Film: Chashme Baddoor
Director: David Dhawan
Dialogues: Sajid – Farhad
Screenplay: Sai Paranjpye, David Dhawan
Starring: Ali Zafar, Siddharth, Taapsee Pannu, Divyendu Sharma, Anupam Kher, Rishi Kapoor, Lilette Dubey
If you are not able to listen to half of the dialogues all the time (as people are busy laughing on the last one), take that comedy movie to be a success. David Dhawan pulls off the reincarnation of the old film quite nicely. He has not only taken the old wine to a new bottle but he mixes the wine with some additional masala and puts the bottle in a casket.
The story is about two friends (Siddharth & Divyendu Sharma) who try to woo a girl (Taapsee), fail miserably by getting bitten and beaten and when their friend (third one played by Ali Zafar) somehow starts courting the same girl, they screw it up. Later when they realise their friend was serious, they try to patch them up with the help of truth.
It is the same story as in the old Chashme Baddoor. The comic timing of both the films, need we compare, are at par for their particular eras. The dialogues are witty, fun evoking and, at times, very tongue in cheek.
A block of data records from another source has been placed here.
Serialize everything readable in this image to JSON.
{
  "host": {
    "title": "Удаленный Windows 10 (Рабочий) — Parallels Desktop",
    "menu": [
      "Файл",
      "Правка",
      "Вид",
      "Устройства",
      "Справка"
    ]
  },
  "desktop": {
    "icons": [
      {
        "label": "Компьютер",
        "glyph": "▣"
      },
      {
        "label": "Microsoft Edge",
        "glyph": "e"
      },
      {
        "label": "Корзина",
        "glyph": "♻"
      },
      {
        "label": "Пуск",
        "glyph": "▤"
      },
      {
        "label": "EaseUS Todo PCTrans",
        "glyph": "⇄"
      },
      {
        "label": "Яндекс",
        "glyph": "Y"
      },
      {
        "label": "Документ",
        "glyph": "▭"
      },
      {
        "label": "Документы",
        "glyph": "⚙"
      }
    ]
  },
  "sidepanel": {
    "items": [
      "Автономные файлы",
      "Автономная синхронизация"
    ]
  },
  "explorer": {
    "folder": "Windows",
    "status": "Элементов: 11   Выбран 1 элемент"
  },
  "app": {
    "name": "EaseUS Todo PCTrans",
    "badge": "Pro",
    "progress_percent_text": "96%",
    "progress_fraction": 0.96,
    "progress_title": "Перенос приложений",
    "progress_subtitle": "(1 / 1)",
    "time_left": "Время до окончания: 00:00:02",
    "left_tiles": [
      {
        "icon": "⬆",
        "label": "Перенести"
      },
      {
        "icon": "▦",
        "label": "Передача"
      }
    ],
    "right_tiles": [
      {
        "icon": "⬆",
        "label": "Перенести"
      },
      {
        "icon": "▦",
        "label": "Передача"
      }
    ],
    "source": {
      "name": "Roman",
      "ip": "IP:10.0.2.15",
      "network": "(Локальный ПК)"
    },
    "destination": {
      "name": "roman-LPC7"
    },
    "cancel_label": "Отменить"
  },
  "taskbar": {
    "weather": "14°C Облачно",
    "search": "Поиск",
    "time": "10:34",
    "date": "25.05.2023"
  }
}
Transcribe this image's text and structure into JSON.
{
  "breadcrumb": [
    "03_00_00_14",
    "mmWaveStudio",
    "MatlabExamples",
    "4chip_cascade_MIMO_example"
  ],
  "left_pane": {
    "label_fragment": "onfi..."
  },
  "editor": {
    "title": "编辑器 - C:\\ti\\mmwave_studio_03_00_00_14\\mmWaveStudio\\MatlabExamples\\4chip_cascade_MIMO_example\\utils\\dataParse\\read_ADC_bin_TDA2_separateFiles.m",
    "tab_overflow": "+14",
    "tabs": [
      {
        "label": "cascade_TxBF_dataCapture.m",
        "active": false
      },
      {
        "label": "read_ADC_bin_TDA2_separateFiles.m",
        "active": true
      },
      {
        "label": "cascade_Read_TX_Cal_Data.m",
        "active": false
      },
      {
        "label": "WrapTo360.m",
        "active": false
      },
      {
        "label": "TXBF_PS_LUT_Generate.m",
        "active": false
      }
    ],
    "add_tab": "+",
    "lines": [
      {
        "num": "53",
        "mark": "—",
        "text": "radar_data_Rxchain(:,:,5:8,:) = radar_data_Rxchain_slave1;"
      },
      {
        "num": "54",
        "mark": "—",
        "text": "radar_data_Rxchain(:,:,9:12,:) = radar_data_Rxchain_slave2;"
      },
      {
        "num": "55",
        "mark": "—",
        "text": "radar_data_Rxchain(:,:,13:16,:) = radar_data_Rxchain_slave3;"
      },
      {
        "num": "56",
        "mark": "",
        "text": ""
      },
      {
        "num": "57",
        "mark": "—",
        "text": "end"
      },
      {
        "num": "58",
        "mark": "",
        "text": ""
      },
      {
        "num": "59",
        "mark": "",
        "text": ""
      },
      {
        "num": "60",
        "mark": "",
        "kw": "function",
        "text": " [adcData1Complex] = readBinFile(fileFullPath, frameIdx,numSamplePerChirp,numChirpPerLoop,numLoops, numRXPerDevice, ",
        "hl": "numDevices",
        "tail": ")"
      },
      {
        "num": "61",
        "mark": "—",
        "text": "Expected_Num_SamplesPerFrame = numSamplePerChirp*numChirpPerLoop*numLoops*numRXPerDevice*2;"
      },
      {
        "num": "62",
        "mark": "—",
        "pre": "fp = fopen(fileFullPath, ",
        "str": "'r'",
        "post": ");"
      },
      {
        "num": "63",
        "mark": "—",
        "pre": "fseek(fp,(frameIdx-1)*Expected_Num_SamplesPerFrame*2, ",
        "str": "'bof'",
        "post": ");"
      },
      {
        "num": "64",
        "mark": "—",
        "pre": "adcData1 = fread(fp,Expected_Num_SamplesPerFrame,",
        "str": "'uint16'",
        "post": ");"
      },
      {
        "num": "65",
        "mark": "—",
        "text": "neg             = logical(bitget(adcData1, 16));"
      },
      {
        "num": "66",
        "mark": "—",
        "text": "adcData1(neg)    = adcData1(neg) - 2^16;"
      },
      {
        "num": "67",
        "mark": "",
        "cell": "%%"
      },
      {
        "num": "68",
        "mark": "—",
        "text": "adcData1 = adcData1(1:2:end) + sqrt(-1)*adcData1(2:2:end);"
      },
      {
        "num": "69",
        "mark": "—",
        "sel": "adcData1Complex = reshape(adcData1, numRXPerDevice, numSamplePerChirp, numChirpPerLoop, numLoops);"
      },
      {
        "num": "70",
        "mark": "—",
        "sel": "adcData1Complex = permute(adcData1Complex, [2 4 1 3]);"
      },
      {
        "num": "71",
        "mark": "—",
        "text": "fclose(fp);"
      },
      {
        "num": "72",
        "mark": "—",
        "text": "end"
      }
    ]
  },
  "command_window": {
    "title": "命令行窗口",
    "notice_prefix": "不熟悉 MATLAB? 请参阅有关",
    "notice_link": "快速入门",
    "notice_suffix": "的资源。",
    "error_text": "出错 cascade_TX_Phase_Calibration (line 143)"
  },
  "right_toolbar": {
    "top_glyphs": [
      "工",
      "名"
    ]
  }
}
The dialogue writer duo of Sajid-Farhad has done a tremendous job and keeps you laughing throughout the movie.
Performances by all the three actors and the leading lady are genuine and they fit and live their roles nicely. Anupam Kher as the dad and uncle and added elements, Rishi Kapoor and Lilette Dubey have landed weight to their respective roles.
The songs were not that good as in a typical David Dhawan film nevertheless the old songs that were used at different times were quite nice and throw you back to the good old days of innocent comedy (without double meaning).
We had a film Khiladi 786 which tried to copy and paste dialogues from various movies from Bollywood but failed to generate too many laughters. We have Chashme Baddoor which has the same popular dialogues from old films but the presentation and situational delivery generates huge amounts of laughter.
The use of ‘film in a film’ kind of flashback is a good innovative effort and delivers as required. I was reminded by a reader that the old one also had flashback, which I remember now.
This film teaches the other directors who try to take a classic and bang it both ways as in case of Don, RGV ki Aag and most recently Himmatwala that you can keep the same story, don’t fart around boasting too much, present it to the the audience with their age, time and taste in mind and be liked and appreciated.
This movie is a great watch and it is advised that you take your friends with you else you might be clinching arms of the man/woman sitting next to you. Enjoy it.